I’m working with the 2016 ACS, but when I was looking through the technical documentation available on the census website I noticed that the sample size I had was different than what census said the PUMS included. I thought it might be because the sample sizes provided by the census also included the sample from Puerto Rico, but it also carried over when I look at specific states. For example, the census document says there should be 24,100 housing units from Minnesota in the sample, but I only have 21,531 between values of 1 and 2 for the variable “GQ”. Similarly, the census says there should be 140,606 sample units for California, but I only have 132,809. These aren’t huge differences, but I was wondering if I doing something wrong or if there are just slight differences in the PUMS sample described by the census and the one available here.

Note: I calculated the state housing unit numbers above by looking at the number of observation in which the value for PERNUM was 1 and the value for GQ was 2 or 3 for the appropriate STATEFIP values.
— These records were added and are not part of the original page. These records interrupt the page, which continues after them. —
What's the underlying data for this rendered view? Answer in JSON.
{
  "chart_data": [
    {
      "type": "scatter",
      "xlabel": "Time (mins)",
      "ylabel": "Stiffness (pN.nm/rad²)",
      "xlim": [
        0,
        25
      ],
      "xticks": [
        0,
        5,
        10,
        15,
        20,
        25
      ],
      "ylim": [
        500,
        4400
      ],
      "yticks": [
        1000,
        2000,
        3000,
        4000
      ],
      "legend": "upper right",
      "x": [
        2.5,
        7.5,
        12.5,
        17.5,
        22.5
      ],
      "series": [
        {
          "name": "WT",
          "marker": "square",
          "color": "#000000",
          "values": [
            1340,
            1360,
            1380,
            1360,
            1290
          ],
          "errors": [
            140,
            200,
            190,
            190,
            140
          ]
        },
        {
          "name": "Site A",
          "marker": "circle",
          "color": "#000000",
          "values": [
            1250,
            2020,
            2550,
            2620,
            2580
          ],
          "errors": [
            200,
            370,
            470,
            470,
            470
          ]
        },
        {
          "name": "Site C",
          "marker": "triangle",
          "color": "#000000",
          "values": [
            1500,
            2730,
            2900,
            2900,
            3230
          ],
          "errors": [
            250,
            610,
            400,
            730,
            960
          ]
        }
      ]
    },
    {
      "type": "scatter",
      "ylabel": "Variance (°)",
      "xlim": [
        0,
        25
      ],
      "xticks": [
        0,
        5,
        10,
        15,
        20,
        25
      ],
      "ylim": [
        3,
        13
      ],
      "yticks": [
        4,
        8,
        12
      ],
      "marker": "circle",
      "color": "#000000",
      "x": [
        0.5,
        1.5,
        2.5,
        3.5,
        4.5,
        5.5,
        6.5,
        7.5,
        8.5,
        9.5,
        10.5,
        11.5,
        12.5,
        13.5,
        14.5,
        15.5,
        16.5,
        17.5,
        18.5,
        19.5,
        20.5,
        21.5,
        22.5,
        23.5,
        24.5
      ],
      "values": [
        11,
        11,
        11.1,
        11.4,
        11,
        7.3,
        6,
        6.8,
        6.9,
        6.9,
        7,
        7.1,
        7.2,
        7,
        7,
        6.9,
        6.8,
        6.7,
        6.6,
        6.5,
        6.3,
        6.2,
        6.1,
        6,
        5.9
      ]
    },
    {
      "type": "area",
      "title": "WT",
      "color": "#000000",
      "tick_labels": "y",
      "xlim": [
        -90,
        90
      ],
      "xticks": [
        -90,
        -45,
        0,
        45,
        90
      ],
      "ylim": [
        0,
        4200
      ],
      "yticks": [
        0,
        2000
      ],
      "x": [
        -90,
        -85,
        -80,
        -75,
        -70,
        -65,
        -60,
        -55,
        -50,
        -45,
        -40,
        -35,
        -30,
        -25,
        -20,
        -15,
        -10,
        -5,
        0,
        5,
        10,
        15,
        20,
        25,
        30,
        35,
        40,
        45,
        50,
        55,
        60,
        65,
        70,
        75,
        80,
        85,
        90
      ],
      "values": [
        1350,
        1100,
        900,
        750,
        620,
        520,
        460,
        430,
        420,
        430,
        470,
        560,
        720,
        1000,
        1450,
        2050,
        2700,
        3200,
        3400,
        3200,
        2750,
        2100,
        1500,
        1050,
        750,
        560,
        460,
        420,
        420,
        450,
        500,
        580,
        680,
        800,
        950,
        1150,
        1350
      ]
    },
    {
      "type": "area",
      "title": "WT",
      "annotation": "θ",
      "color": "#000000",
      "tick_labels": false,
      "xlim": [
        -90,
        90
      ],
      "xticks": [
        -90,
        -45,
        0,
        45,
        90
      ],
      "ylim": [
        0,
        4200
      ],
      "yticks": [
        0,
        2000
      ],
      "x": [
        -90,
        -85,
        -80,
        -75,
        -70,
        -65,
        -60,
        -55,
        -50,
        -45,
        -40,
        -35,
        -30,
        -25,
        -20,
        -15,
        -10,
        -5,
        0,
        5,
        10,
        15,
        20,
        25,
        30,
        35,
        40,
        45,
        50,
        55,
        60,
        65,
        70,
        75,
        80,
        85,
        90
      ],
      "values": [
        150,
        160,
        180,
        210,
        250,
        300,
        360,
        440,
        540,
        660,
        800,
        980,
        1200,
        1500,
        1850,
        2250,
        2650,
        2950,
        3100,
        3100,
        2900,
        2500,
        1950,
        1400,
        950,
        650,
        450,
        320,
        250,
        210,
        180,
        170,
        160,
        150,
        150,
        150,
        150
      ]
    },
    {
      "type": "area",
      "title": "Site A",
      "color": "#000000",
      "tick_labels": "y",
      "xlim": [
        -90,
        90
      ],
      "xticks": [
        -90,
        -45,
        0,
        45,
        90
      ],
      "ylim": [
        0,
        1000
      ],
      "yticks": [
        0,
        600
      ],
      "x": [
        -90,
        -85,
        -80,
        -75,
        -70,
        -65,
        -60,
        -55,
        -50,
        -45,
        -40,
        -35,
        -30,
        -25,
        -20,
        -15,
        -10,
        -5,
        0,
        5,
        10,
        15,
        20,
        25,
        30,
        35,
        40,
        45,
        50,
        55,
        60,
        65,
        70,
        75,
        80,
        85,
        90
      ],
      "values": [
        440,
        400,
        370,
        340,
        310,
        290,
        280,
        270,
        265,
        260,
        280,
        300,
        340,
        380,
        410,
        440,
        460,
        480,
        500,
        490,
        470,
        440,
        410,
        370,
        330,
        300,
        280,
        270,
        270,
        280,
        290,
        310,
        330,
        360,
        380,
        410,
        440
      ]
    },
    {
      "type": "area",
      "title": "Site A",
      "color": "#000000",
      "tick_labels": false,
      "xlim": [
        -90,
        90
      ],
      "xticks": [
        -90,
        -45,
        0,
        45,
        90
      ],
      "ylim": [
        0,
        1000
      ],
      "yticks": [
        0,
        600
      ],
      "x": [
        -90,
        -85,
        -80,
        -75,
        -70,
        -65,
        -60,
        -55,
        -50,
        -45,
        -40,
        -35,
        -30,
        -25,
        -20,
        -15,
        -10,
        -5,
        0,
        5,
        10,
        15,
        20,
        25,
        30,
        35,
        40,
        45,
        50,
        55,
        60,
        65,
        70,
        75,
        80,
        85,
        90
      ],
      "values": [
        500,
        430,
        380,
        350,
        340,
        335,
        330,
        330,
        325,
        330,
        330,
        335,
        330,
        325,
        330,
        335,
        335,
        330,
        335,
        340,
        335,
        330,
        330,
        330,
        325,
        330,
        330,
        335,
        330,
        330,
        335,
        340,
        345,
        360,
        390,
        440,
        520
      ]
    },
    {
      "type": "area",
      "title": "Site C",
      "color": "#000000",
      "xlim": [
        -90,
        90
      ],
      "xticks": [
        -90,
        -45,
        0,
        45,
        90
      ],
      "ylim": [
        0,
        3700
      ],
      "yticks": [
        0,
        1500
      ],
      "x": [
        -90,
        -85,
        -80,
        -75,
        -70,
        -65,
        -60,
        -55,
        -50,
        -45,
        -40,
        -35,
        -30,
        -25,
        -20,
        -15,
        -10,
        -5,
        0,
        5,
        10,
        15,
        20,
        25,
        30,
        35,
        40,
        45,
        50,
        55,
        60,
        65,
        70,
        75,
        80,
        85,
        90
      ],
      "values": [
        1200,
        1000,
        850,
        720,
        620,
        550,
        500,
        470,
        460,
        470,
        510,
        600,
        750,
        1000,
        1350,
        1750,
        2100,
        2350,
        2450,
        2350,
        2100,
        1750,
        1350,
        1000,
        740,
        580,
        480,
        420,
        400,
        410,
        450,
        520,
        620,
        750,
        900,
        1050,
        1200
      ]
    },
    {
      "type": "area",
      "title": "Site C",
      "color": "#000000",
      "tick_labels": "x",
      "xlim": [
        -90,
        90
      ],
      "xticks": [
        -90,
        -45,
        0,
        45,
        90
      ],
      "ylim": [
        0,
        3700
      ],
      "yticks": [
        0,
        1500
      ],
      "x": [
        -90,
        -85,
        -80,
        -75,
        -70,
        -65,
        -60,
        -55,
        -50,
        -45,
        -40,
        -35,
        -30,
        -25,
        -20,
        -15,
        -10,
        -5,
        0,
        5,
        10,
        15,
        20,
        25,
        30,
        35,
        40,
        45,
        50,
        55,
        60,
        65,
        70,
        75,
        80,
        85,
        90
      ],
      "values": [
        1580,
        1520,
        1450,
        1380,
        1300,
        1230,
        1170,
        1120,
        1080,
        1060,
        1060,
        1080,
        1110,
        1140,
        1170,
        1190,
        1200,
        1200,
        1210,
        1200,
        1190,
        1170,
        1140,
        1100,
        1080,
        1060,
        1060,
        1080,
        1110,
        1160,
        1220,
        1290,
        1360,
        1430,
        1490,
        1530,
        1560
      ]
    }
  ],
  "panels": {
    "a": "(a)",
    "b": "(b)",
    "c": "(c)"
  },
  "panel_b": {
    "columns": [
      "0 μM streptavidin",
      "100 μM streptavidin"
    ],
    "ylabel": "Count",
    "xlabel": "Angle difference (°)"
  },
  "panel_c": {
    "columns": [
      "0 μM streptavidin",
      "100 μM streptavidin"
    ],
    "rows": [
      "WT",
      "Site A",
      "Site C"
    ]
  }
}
The difference between the numbers you are seeing and the numbers in the technical documentation represent the number of vacant housing units in the sample. Because you are using rectangularized data (where household information is attached to each person record within the household) you do not have any of these vacant household in your data (since a vacant household has no person records to merge onto). If you create an hierarchical extract the variable VACANCY can be used to identify these vacant units. I double checked and in the 2016 1-year ACS PUMS file there are 2,569 vacant households in Minnesota, adding that to the 21,531 occupied housing units you observed equals the total 24,100 housing units figure published by the Census Bureau.

I hope this helps!